Niall stopped by a photograph of Helen with three of her children and pregnant with the fourth. She looked sixteen, and not a day older, wearing a white smock and sandals, DeDe, Lynley and Winifred lined up in front of her. Lynley holding a wooden rifle, DeDe holding a doll, Winifred holding the hem of Helen’s smock and sucking her thumb. “Helen looks like a little girl,” Niall said. “She must have been at least eight months pregnant with Stacy. You know, I always thought she kept having those babies to plague Anna.”

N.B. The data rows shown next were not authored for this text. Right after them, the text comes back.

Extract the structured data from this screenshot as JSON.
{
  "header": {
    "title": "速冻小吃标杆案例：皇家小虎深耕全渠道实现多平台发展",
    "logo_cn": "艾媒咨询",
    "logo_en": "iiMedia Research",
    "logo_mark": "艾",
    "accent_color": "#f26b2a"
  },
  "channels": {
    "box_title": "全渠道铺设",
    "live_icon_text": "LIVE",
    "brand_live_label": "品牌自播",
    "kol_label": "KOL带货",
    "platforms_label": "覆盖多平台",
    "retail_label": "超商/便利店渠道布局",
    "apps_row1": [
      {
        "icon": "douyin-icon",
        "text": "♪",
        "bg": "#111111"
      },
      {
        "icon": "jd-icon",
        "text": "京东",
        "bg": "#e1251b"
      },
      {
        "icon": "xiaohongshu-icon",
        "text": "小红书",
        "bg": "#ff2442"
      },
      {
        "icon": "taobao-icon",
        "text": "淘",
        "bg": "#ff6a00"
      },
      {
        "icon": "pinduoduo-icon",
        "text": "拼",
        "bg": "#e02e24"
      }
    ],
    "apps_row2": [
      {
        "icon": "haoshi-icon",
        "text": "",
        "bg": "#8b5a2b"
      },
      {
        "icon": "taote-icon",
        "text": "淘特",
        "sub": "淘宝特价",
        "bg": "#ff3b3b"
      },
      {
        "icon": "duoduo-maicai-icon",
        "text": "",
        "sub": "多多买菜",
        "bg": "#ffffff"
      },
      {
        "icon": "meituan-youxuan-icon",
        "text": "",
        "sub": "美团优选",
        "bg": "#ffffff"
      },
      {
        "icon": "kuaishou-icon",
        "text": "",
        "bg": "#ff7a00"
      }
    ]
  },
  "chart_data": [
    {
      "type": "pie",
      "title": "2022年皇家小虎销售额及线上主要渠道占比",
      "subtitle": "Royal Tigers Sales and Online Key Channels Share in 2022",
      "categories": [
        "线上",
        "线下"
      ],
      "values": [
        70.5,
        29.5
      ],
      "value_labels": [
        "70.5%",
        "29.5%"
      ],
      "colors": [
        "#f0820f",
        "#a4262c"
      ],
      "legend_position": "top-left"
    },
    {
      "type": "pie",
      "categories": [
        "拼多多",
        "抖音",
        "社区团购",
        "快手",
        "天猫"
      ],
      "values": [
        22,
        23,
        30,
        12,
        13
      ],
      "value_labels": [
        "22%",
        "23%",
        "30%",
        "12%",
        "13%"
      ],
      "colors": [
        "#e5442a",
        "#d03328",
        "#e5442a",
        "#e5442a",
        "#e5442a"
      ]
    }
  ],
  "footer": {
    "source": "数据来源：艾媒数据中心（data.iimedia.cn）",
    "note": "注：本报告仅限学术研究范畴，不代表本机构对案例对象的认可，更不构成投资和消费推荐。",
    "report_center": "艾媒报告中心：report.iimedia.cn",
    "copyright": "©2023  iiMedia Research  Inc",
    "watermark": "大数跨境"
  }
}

“My God, Niall, you say the damnedest things. She had them because she wanted them. She liked being pregnant. Look at the expression on her face.”
“Triumph is ecstatic. I’ll admit that.”
“I can remember her being pregnant, as young as I was. She’d sit on the porch swing and everyone would wait on her and the children would be all over the house. I built a barricade out of two-by-fours to keep them out of my room. Momma would let them tear up all my stuff. We ought to feel sorry for Spencer. By the time he was twenty-seven he had five kids to support. No wonder he had to spend his life slaving for his father in the insurance business. I can’t remember ever seeing him without a tie, unless we were at the beach, and even then he looked like an insurance salesman.”
“We lived in strange times,” Niall said. “Well, come on, baby brother, let’s don’t keep Jade from her bingo game.”